La diferencia estriba en que nosotros ahora contamos con unas herramientas muy potentes para poder analizar el desarrollo y el impacto de los contagios, así como de las medidas para frenarlos, que en el siglo XIV no podían ni imaginar. La estadística y la computación, el big data. Al principio de la pandemia, las proyecciones tenían que hacerse, obligatoriamente, sobre supuestos teóricos. Estudios que, ahora en retrospectiva, podemos ver que tendían a la exageración tanto en tasa de propagación como en letalidad del virus. Pero que sirvieron para inocular una tasa elevadísima de miedo en la población para justificar sin oposición unas medidas draconianas, como los confinamientos, cuyos efectos no se podían conocer pero que servían para crear la imagen de que los responsables estaban encarando el problema con gravedad y contundencia. Hablaban de estar en guerra, de héroes, de unidad y sacrificio cuales Churchiles postmodernos. Solo que, a diferencia de la Edad Media, ahora nos confinaban juntos a sanos y enfermos. No en balde la mayor proporción de infecciones en España se ha dado en el hogar. Nuestras casas convertidas en celdas y en focos de infección. Y si los números no mejoraban, la culpa era de aquellos que escapaban al encierro. Nunca los gobernantes y sus supuestos expertos.
Pero mucho me temo que eso sería como creer que las garrapatas nos van a curar la Covid-19. Que va a ser que no
Pues bien, ahora que vuelven a amenazarnos con medidas más restrictivas ya que la gente se ha echado a la calle por Navidad, convendría rescatar algunos estudios revientes, ya basados en datos reales, no en supuestos artificiales, y juzgar si los confinamientos han servido en realidad para algo. Por ejemplo, el estudio de Atkenson, Zha Y Kopecky sobre la tasa de reproducción y de mortalidad muestra cómo el crecimiento de las mismas sigue un patrón que no se relaciona con las restricciones a la movilidad; Rabal Chaudry, de la Universidad de Toronto, en un estudio comparativo de 50 países llega a la conclusión de que factores como la obesidad y una media de edad elevada han sido más relevantes para explicar la mortalidad de la actual pandemia que las medidas de confinamiento; otros estudios en Inglaterra y Alemania también ponen de manifiesto que la evolución de la curva poco tiene que ver con las medidas restrictivas impuestas por los gobiernos.
Pero no nos equivoquemos, nadie niega que la distancia social, la ventilación de interiores y el uso habitual de las mascarillas no sirvan.

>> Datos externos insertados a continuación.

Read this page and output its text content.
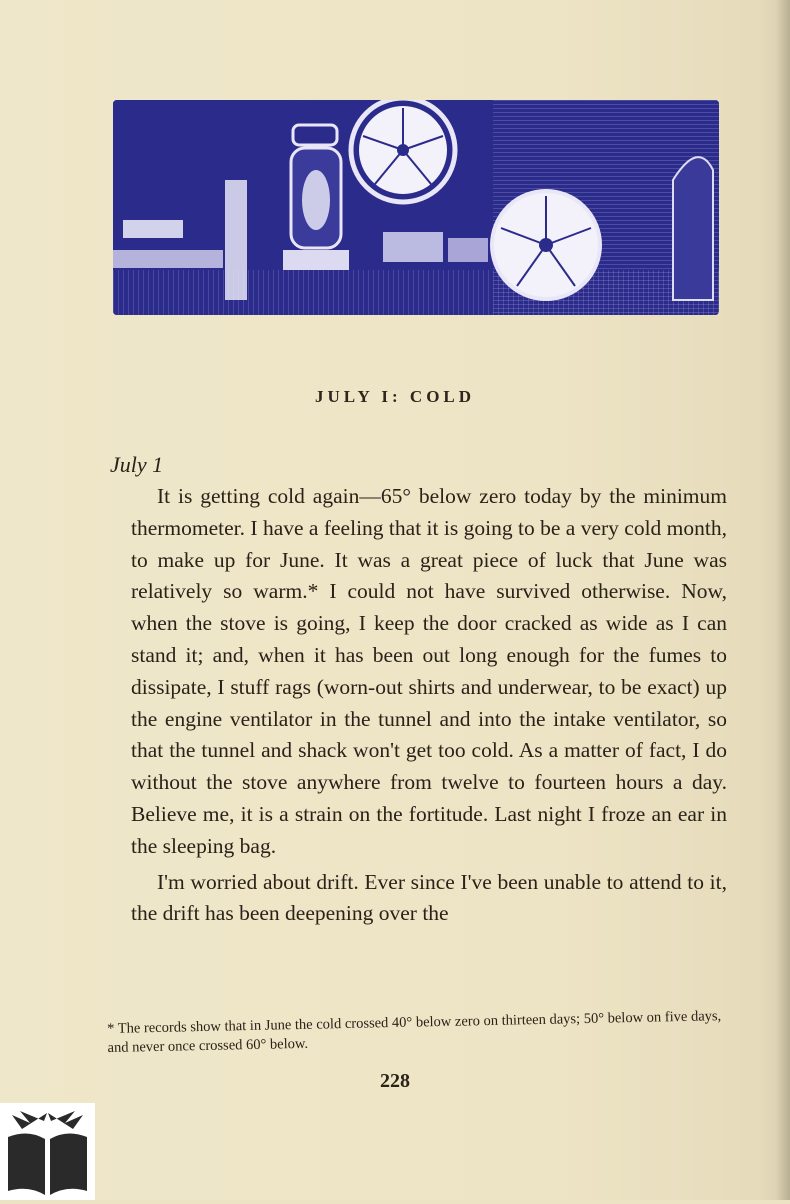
JULY I: COLD
July 1

It is getting cold again—65° below zero today by the minimum thermometer. I have a feeling that it is going to be a very cold month, to make up for June. It was a great piece of luck that June was relatively so warm.* I could not have survived otherwise. Now, when the stove is going, I keep the door cracked as wide as I can stand it; and, when it has been out long enough for the fumes to dissipate, I stuff rags (worn-out shirts and underwear, to be exact) up the engine ventilator in the tunnel and into the intake ventilator, so that the tunnel and shack won't get too cold. As a matter of fact, I do without the stove anywhere from twelve to fourteen hours a day. Believe me, it is a strain on the fortitude. Last night I froze an ear in the sleeping bag.

I'm worried about drift. Ever since I've been unable to attend to it, the drift has been deepening over the

* The records show that in June the cold crossed 40° below zero on thirteen days; 50° below on five days, and never once crossed 60° below.
228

Al contrario, son los mejores instrumentos de lucha contra el contagio en ausencia de una vacuna. Y, posiblemente, incluso con ella.

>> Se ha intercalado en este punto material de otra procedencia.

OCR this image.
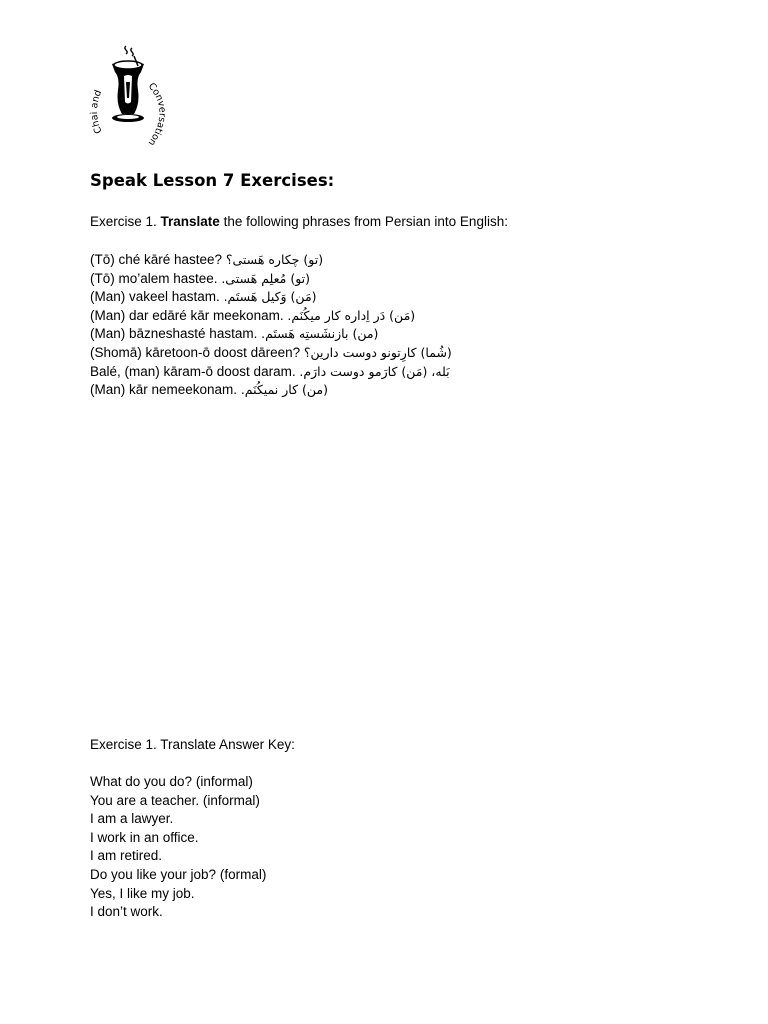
Chai and
Conversation
Speak Lesson 7 Exercises:
Exercise 1. Translate the following phrases from Persian into English:
(Tō) ché kāré hastee? (تو) چکاره هَستی؟
(Tō) mo’alem hastee. (تو) مُعلِم هَستی.
(Man) vakeel hastam. (مَن) وَکیل هَستَم.
(Man) dar edāré kār meekonam. (مَن) دَر اِداره کار میکُنَم.
(Man) bāzneshasté hastam. (من) بازنشَستِه هَستَم.
(Shomā) kāretoon-ō doost dāreen? (شُما) کارِتونو دوست دارین؟
Balé, (man) kāram-ō doost daram. بَله، (مَن) کارَمو دوست دارَم.
(Man) kār nemeekonam. (من) کار نمیکُنَم.
Exercise 1. Translate Answer Key:
What do you do? (informal)
You are a teacher. (informal)
I am a lawyer.
I work in an office.
I am retired.
Do you like your job? (formal)
Yes, I like my job.
I don’t work.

En nuestro país no conocemos quienes son los expertos que asesoran al gobierno. Aún peor, no podemos acceder a los estudios sobre los que teóricamente basan sus recomendaciones. Nos tenemos que tragar, como dice la ministra Carmen Calvo, su “expertitud”. O lo que es lo mismo, que además de obediencia, tengamos fe en lo que decide el Gobierno. Pero mucho me temo que eso sería como creer que las garrapatas nos van a curar la Covid-19. Que va a ser que no.